QUANDO O CUIDADO DO AMOR SE MANIFESTA MESMO NO SILÊNCIO –
Nos dias atuais, muito se discute sobre amor, mas frequentemente se ignora a profundidade que ele contém. Intensidade é confundida com verdade, a presença é vista como cuidado e palavras se misturam com sentimentos.
Contudo, existe um sinal mudo e extremamente elucidativo que diferencia o amor verdadeiro das relações superficiais: o cuidado pelo outro, especialmente ao se comunicar.
Amar de forma autêntica significa que as palavras não são simplesmente uma expressão de pensamentos, mas se tornam instrumentos de responsabilidade afetiva. Não se trata apenas de temer a perda da pessoa amada, como muitos pensam. O verdadeiro receio é bem diferente, mais profundo e humano: o medo de machucar, de causar sofrimento, de atingir justamente quem se deseja proteger.
Quem ama não pisa em áreas que sabe que ferem.
Esse zelo não é fruto da fraqueza, mas de uma compreensão madura. É a percepção de alguém que reconhece que o outro não é um adversário em uma discussão, nem um lugar para despejar frustrações. O outro é alguém valioso e, por isso, merece ser tratado com sensibilidade, mesmo nas discordâncias.
Algumas pessoas dizem tudo o que pensam, sem pensar, acreditando que isso é ser sincero. Porém, a sinceridade sem empatia pode se transformar em crueldade disfarçada de verdade. Amar, por isso, não consiste apenas em ser honesto; é saber como, quando e de que maneira essa verdade deve ser expressa.
Dentro desse contexto, muitas vezes o silêncio não indica falta de coragem, mas sim um sinal de cuidado.

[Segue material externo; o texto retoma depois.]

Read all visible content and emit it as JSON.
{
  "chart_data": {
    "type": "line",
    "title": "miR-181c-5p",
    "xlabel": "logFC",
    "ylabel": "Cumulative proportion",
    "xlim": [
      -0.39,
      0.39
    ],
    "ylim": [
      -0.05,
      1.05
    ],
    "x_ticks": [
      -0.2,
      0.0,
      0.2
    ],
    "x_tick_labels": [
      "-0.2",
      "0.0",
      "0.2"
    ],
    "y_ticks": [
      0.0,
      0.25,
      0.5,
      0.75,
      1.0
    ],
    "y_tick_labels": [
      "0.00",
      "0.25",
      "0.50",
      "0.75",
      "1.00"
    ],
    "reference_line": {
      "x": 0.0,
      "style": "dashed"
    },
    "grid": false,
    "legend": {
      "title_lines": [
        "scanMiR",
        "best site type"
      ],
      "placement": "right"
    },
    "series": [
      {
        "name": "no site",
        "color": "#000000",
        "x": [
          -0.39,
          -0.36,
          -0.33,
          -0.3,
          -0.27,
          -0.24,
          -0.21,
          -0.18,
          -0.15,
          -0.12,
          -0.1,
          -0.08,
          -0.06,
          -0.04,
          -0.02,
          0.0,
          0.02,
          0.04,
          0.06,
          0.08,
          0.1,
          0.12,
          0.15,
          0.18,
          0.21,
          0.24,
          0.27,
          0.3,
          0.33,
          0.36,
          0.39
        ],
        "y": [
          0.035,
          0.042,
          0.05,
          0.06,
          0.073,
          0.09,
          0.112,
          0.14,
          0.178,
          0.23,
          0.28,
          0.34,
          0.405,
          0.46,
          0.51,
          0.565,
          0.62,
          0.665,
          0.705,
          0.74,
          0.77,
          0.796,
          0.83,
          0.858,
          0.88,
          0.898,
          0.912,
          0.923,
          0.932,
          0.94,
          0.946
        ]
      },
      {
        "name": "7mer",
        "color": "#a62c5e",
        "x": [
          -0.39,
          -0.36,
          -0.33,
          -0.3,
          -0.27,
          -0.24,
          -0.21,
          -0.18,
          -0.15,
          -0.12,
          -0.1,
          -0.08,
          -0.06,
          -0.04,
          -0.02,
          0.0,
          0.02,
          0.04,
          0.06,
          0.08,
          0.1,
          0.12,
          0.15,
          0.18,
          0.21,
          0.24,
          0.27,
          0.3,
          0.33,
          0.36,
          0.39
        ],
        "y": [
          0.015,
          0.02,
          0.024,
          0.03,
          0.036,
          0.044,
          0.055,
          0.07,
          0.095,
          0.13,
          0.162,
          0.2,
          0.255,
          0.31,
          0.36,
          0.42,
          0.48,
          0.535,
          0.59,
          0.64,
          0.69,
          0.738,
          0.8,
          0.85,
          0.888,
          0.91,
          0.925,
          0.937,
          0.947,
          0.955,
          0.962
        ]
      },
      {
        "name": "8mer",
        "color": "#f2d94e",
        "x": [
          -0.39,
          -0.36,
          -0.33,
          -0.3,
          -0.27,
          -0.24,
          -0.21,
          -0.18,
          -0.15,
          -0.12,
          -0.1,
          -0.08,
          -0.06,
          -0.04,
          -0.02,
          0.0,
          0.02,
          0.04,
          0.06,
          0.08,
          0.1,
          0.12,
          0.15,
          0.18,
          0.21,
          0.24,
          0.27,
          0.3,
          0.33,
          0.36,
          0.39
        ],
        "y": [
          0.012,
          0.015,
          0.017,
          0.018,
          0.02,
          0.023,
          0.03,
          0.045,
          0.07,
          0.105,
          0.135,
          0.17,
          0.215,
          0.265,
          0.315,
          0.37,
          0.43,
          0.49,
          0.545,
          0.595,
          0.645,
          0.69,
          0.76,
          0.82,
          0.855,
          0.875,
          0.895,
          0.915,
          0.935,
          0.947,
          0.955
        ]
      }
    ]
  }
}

É o momento em que o coração reflete antes de deixar que suas palavras atinjam o outro como uma lâmina. É a maturidade de quem compreende que nem toda verdade precisa ser revelada de qualquer jeito.
No amor autêntico, o temor não é de ser abandonado, mas sim de se arrepender.
Arrependimento por uma palavra dita impensadamente. Por um tom excessivamente ríspido.
Por uma reação impulsiva que poderia ter sido evitada com um toque extra de sensibilidade.
E é esse tipo de medo que fortalece a relação, pois surge do respeito. Quem teme causar dor, cuida.
Quem cuida, preserva. E quem preserva, estabelece conexões que suportam o passar do tempo, as diferenças e as inevitáveis falhas humanas.
O amor verdadeiro não é barulhento. Não precisa se reafirmar incessantemente. Ele se manifesta nos pequenos gestos, no cuidado ao conversar, no esforço para entender, na escolha deliberada de não ferir, mesmo quando a oportunidade surge.
No final das contas, amar é isso: não apenas desejar estar ao lado de alguém, mas querer que essa pessoa esteja bem, mesmo que isso dependa de você.
Pois quem ama de verdade não teme a perda.
Compreende o valor do outro… e, por isso, tem aversão a ser a causa de seu sofrimento.